2

we are using milvus with the default configurations for CPU deployment, wit every new record ingested into milvus we were rebuilding the index inside milvus for this collection however we have seen an increase in time needed to build the index ( when records in single workspace reached about 150K ) that went around half a minute

so we removed building the index manually to letting milvus rebuild based on index_file_size but there was something off right there as searching in another workspace which was indexed properly before disabling manuall indexing became much slower than before

so my questions are ?

  • can index in a workspace be affected by non indexed workpsace ?
  • why inserting and building the index take this very long time ?
  • how to choose the perfect index_file_size ? do you have any suggestions in general working with cpu milvus in production ?

1 Answers1

3

I am assuming you are using Milvus 1.x I am not familiar with the expression 'workspace', I am assuming that you are refering to collection or partition

For your first question: can index in a workspace be affected by non indexed workpsace ?

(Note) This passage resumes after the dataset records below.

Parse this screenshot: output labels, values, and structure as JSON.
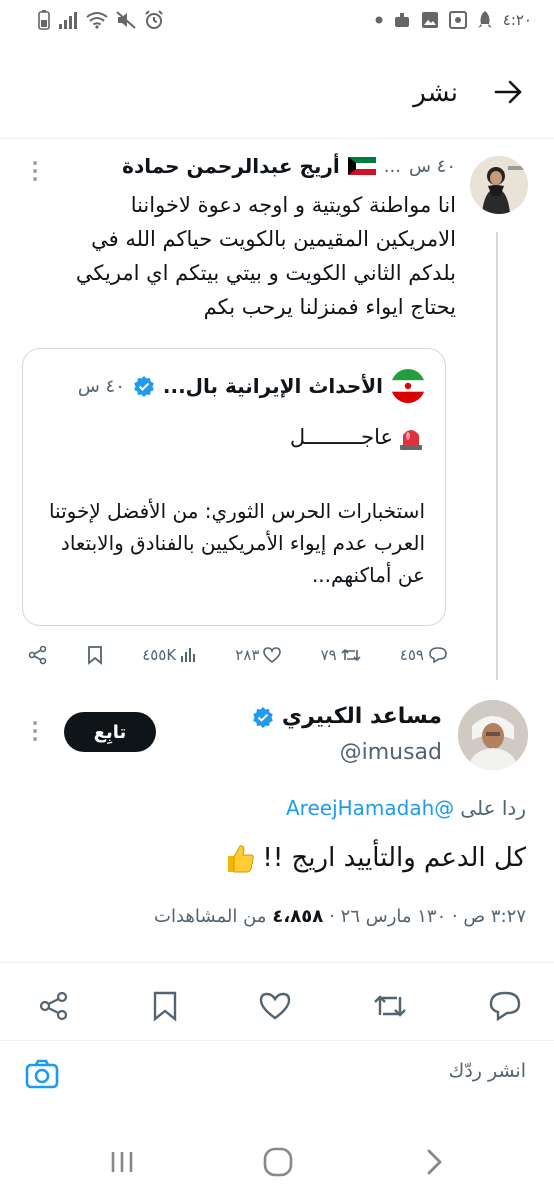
{
  "status_bar": {
    "time": "٤:٢٠",
    "left_icons": [
      "battery-icon",
      "signal-icon",
      "wifi-icon",
      "mute-icon",
      "alarm-icon"
    ],
    "right_icons": [
      "dot-icon",
      "robot-icon",
      "gallery-icon",
      "photo-icon",
      "rocket-icon"
    ]
  },
  "header": {
    "title": "نشر"
  },
  "original_tweet": {
    "author_name": "أريج عبدالرحمن حمادة",
    "ellipsis": "...",
    "time": "٤٠ س",
    "text": "انا مواطنة كويتية و اوجه دعوة لاخواننا الامريكين المقيمين بالكويت حياكم الله في بلدكم الثاني الكويت و بيتي بيتكم اي امريكي يحتاج ايواء فمنزلنا يرحب بكم",
    "quote": {
      "author_name": "الأحداث الإيرانية بال...",
      "time": "٤٠ س",
      "urgent_label": "عاجـــــــــل",
      "text": "استخبارات الحرس الثوري: من الأفضل لإخوتنا العرب عدم إيواء الأمريكيين بالفنادق والابتعاد عن أماكنهم..."
    },
    "actions": {
      "replies": "٤٥٩",
      "reposts": "٧٩",
      "likes": "٢٨٣",
      "views": "٤٥٥K"
    }
  },
  "reply_tweet": {
    "author_name": "مساعد الكبيري",
    "handle": "@imusad",
    "follow_label": "تابِع",
    "reply_to_prefix": "ردا على",
    "reply_to_handle": "@AreejHamadah",
    "text": "كل الدعم والتأييد اريج !!",
    "timestamp": "٣:٢٧ ص · ١٣٠ مارس ٢٦ ·",
    "views_count": "٤،٨٥٨",
    "views_label": "من المشاهدات"
  },
  "composer": {
    "placeholder": "انشر ردّك"
  },
  "colors": {
    "accent": "#1d9bf0",
    "text": "#0f1419",
    "muted": "#536471",
    "border": "#cfd9de"
  }
}
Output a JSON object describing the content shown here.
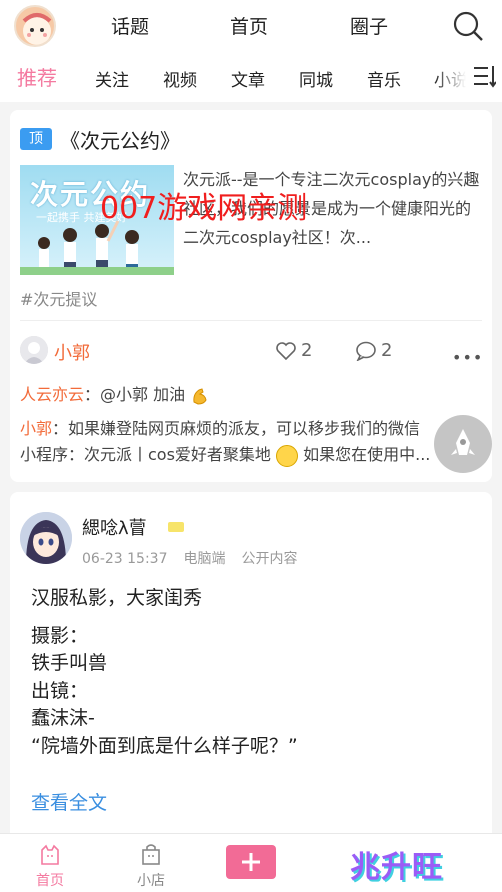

I am assuming that you are asking: can a collection's ongoing index task be affected by a collection that is not being indexed.

A: Sure it can, Milvus 1.x is a standalone solution and different tasks share the same resource. Although the second collection is not being indexed, search task can still take up a lot of resource as it is a very CPU intensive task.

why inserting and building the index take this very long time ?

Insert should not take up a long time, please check whether the time is spent on network IO. Building index is a very CPU intensive task and it can take up relatively longer time depends on the size of data, type of index and the machine you are using to host Milvus. If the time is too long, you can consider using GPU or switching to another kind of index.

how to choose the perfect index_file_size ? do you have any suggestions in general working with cpu milvus in production ?

If there is no data being added continuously, large index_file_size can have great benefit on search performance. However, if there is newly added data, you would want to have a smaller index_file_size as the segment that is being inserted is not indexed, which can hurt the overall search performance.

For index_file_size's affect on index building performance, we assume the number of vectors N, the complexity of building an ivf index is O(θ * N), θ being a constant number. The overall cost should not be affected by index_file_size.

Stan Shen
  • 66
  • 3